自分が空き巣の疑いをかけられている立場だということをまだ理解できてないのか?


「やっぱり通報するしかないみたいだな」


もういい。限界だ。

もう警察に押し付ける以外に対処法がない。


「あーハイハイ、勝手にすれば」


シキは特にうろたえる様子もなく、ソファーから起き上がる気配もない。

こっちの気も知らないで、平然と漫画を読んでいる。


「な、なんだよ、その態度は。
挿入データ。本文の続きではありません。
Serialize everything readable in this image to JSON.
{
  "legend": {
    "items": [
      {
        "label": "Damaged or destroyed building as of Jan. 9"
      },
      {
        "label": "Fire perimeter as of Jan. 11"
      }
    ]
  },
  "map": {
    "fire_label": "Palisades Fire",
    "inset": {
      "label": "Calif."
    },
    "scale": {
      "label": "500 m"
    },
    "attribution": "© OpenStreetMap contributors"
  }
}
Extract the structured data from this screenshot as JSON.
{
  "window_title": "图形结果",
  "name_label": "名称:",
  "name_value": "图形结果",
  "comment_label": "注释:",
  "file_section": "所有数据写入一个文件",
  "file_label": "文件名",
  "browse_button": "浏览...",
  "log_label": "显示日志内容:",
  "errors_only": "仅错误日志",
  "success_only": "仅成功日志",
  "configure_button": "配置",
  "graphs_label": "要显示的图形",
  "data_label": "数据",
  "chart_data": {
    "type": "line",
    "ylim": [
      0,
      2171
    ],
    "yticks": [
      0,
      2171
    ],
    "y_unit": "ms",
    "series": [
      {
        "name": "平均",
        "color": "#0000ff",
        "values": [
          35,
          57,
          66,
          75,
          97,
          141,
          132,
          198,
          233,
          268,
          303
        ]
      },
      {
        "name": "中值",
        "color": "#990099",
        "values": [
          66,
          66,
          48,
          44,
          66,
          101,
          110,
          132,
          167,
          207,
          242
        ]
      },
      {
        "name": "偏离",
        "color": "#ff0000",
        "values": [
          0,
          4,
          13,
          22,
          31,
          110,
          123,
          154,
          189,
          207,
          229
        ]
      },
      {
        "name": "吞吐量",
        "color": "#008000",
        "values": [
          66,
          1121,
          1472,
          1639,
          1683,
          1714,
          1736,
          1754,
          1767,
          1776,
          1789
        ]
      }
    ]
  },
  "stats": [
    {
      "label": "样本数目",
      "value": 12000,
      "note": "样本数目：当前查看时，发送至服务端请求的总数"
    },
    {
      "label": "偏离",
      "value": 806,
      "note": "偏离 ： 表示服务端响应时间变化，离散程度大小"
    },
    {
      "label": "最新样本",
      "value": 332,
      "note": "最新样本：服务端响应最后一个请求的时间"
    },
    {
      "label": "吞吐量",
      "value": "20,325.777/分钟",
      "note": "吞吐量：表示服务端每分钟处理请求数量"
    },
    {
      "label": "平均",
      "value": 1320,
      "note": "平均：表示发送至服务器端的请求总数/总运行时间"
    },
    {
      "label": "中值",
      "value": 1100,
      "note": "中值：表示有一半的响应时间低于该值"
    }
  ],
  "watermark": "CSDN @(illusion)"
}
言っとくけど本気だぞ、俺は」


全く動揺を見せないその態度に、逆にこっちが戸惑ってしまう。


「ふーん」


ふーんって、本当にいいのかよ。


「それじゃあ、遠慮なく通報させていただきます!」

「やめたほうがいいよ」


携帯の発信ボタンを押そうとしていた俺の指が、コハクの声によって止められる。


「わたしたちは天使。

姿を消すことなんてたやすい」


「姿を、…消す?」


作り物の羽しか持たないような自称天使が、そんなの無理に決まって…

いや待て。

確かに羽は偽物だけど、浮いたりできる時点で人間じゃないことは確か。

もしかして本当に姿消せたりするのか?



「って透けてるしっ!!」


ふと隣のシキを見てみれば、彼の身体は明らかに透けて、うっすらと奥の壁紙が見えていた。